Les Forces Progressistes du Changement (FPC) Mauritanie

Réponse à Oumar Ould Beibacar : On ne s’improvise pas historien !

Réponse à Oumar Ould Beibacar : On ne s'improvise pas historien !J’ai un grand respect pour Oumar Ould Beibacar, mais son article – si l’on peut l’appeler ainsi, est truffé d’inexactitudes et d’anachronismes historiques. Je ne reviendrai pas sur tous les points.

Le lecteur intéressé pourra lire avec fruit la petite mais utile bibliographie que j’ai fournie à la fin de cette réponse. Son article a certes le mérite de chercher à établir des ponts entre les différentes communautés nationales mauritaniennes, ce qui est à son honneur.

Toutefois, il n’en reste pas moins qu’il pèche par sa légèreté et les nombreuses affirmations hasardeuses qu’il contient. L’auteur pouvait bel et bien évoquer les liens symbiotiques et historiques entre les différentes populations sans chercher à enlever les rôles historiques aux uns pour les attribuer aux autres.

Rien que le fait de situer la fondation du Tekrour au milieu du 19e siècle témoigne du caractère hasardeux de l’argumentaire. Je dois aussi souligner que l’attribution de la chute de l’empire de Ghana (Wagadu) aux Almoravides a été magistralement remise en cause à la suite des travaux des Professeurs Abdoulaye Bathily et d’Oumar Kane, mais également à la suite de la belle thèse de feu Le Docteur Abdourahmane Bâ, prématurément arraché à l’affection à la communauté universitaire.

L’arrivée des Almoravides dans cette localité a trouvé que l’empire en question végétait déjà à la suite des guerres fratricides et des péjorations des conditions climatiques. Les causes principales de la chute de cet empire ne sont pas imputables aux Almoravides, mais aux guerres intestines et aux péjorations des conditions climatiques.

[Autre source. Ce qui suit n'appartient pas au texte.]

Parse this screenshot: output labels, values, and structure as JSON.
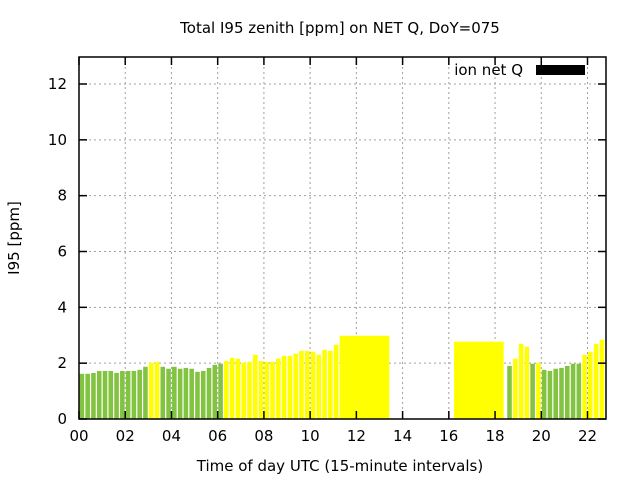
{
  "chart_data": {
    "type": "bar",
    "title": "Total I95 zenith [ppm] on NET Q, DoY=075",
    "xlabel": "Time of day UTC (15-minute intervals)",
    "ylabel": "I95 [ppm]",
    "xlim": [
      0,
      22.8
    ],
    "ylim": [
      0,
      13
    ],
    "xticks": [
      0,
      2,
      4,
      6,
      8,
      10,
      12,
      14,
      16,
      18,
      20,
      22
    ],
    "xtick_labels": [
      "00",
      "02",
      "04",
      "06",
      "08",
      "10",
      "12",
      "14",
      "16",
      "18",
      "20",
      "22"
    ],
    "yticks": [
      0,
      2,
      4,
      6,
      8,
      10,
      12
    ],
    "ytick_labels": [
      "0",
      "2",
      "4",
      "6",
      "8",
      "10",
      "12"
    ],
    "grid": true,
    "legend": {
      "label": "ion net Q",
      "placement": "top-right",
      "color": "#000000"
    },
    "colors": {
      "g": "#82c341",
      "y": "#ffff00"
    },
    "bars": [
      {
        "t": 0,
        "v": 1.62,
        "c": "g"
      },
      {
        "t": 0.25,
        "v": 1.62,
        "c": "g"
      },
      {
        "t": 0.5,
        "v": 1.65,
        "c": "g"
      },
      {
        "t": 0.75,
        "v": 1.72,
        "c": "g"
      },
      {
        "t": 1,
        "v": 1.72,
        "c": "g"
      },
      {
        "t": 1.25,
        "v": 1.72,
        "c": "g"
      },
      {
        "t": 1.5,
        "v": 1.65,
        "c": "g"
      },
      {
        "t": 1.75,
        "v": 1.72,
        "c": "g"
      },
      {
        "t": 2,
        "v": 1.72,
        "c": "g"
      },
      {
        "t": 2.25,
        "v": 1.72,
        "c": "g"
      },
      {
        "t": 2.5,
        "v": 1.76,
        "c": "g"
      },
      {
        "t": 2.75,
        "v": 1.87,
        "c": "g"
      },
      {
        "t": 3,
        "v": 2.01,
        "c": "y"
      },
      {
        "t": 3.25,
        "v": 2.05,
        "c": "y"
      },
      {
        "t": 3.5,
        "v": 1.87,
        "c": "g"
      },
      {
        "t": 3.75,
        "v": 1.8,
        "c": "g"
      },
      {
        "t": 4,
        "v": 1.87,
        "c": "g"
      },
      {
        "t": 4.25,
        "v": 1.8,
        "c": "g"
      },
      {
        "t": 4.5,
        "v": 1.83,
        "c": "g"
      },
      {
        "t": 4.75,
        "v": 1.8,
        "c": "g"
      },
      {
        "t": 5,
        "v": 1.69,
        "c": "g"
      },
      {
        "t": 5.25,
        "v": 1.72,
        "c": "g"
      },
      {
        "t": 5.5,
        "v": 1.83,
        "c": "g"
      },
      {
        "t": 5.75,
        "v": 1.94,
        "c": "g"
      },
      {
        "t": 6,
        "v": 1.98,
        "c": "g"
      },
      {
        "t": 6.25,
        "v": 2.08,
        "c": "y"
      },
      {
        "t": 6.5,
        "v": 2.19,
        "c": "y"
      },
      {
        "t": 6.75,
        "v": 2.16,
        "c": "y"
      },
      {
        "t": 7,
        "v": 2.01,
        "c": "y"
      },
      {
        "t": 7.25,
        "v": 2.05,
        "c": "y"
      },
      {
        "t": 7.5,
        "v": 2.3,
        "c": "y"
      },
      {
        "t": 7.75,
        "v": 2.08,
        "c": "y"
      },
      {
        "t": 8,
        "v": 2.05,
        "c": "y"
      },
      {
        "t": 8.25,
        "v": 2.05,
        "c": "y"
      },
      {
        "t": 8.5,
        "v": 2.16,
        "c": "y"
      },
      {
        "t": 8.75,
        "v": 2.26,
        "c": "y"
      },
      {
        "t": 9,
        "v": 2.26,
        "c": "y"
      },
      {
        "t": 9.25,
        "v": 2.34,
        "c": "y"
      },
      {
        "t": 9.5,
        "v": 2.44,
        "c": "y"
      },
      {
        "t": 9.75,
        "v": 2.44,
        "c": "y"
      },
      {
        "t": 10,
        "v": 2.41,
        "c": "y"
      },
      {
        "t": 10.25,
        "v": 2.3,
        "c": "y"
      },
      {
        "t": 10.5,
        "v": 2.48,
        "c": "y"
      },
      {
        "t": 10.75,
        "v": 2.44,
        "c": "y"
      },
      {
        "t": 11,
        "v": 2.66,
        "c": "y"
      },
      {
        "t": 11.25,
        "w": 2.2,
        "v": 2.98,
        "c": "y"
      },
      {
        "t": 16.2,
        "w": 2.2,
        "v": 2.77,
        "c": "y"
      },
      {
        "t": 18.5,
        "v": 1.9,
        "c": "g"
      },
      {
        "t": 18.75,
        "v": 2.16,
        "c": "y"
      },
      {
        "t": 19,
        "v": 2.69,
        "c": "y"
      },
      {
        "t": 19.25,
        "v": 2.59,
        "c": "y"
      },
      {
        "t": 19.5,
        "v": 1.98,
        "c": "g"
      },
      {
        "t": 19.75,
        "v": 2.01,
        "c": "y"
      },
      {
        "t": 20,
        "v": 1.76,
        "c": "g"
      },
      {
        "t": 20.25,
        "v": 1.72,
        "c": "g"
      },
      {
        "t": 20.5,
        "v": 1.8,
        "c": "g"
      },
      {
        "t": 20.75,
        "v": 1.83,
        "c": "g"
      },
      {
        "t": 21,
        "v": 1.9,
        "c": "g"
      },
      {
        "t": 21.25,
        "v": 1.98,
        "c": "g"
      },
      {
        "t": 21.5,
        "v": 1.98,
        "c": "g"
      },
      {
        "t": 21.75,
        "v": 2.3,
        "c": "y"
      },
      {
        "t": 22,
        "v": 2.41,
        "c": "y"
      },
      {
        "t": 22.25,
        "v": 2.69,
        "c": "y"
      },
      {
        "t": 22.5,
        "v": 2.84,
        "c": "y"
      },
      {
        "t": 22.75,
        "v": 2.91,
        "c": "y"
      }
    ]
  }
}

J’avais eu des démêlés avec feu Le Professeur Pierre Bonte à ce sujet lors d’un colloque ici à Paris V parce qu’il continuait à divulguer cette thèse dans les universités françaises. Quand il a voulu minimiser l’apport de l’école historique de Dakar à la remise en question de cette thèse controversée, je lui ai dit droit dans les yeux qu’il était un ethnologue et non un historien et qu’en conséquence il devait arrêter de raconter du n’importe quoi. J’ajoutais que s’il avait le droit de s’en tenir à son “terrain maure”, il n’avait pas à venir déverser sur les autres des informations qu’il tirait sous les tentes où il prenait du thé avec ses informateurs et qu’un scientifique devrait avoir comme souci impérieux de vérifier et de confronter les sources.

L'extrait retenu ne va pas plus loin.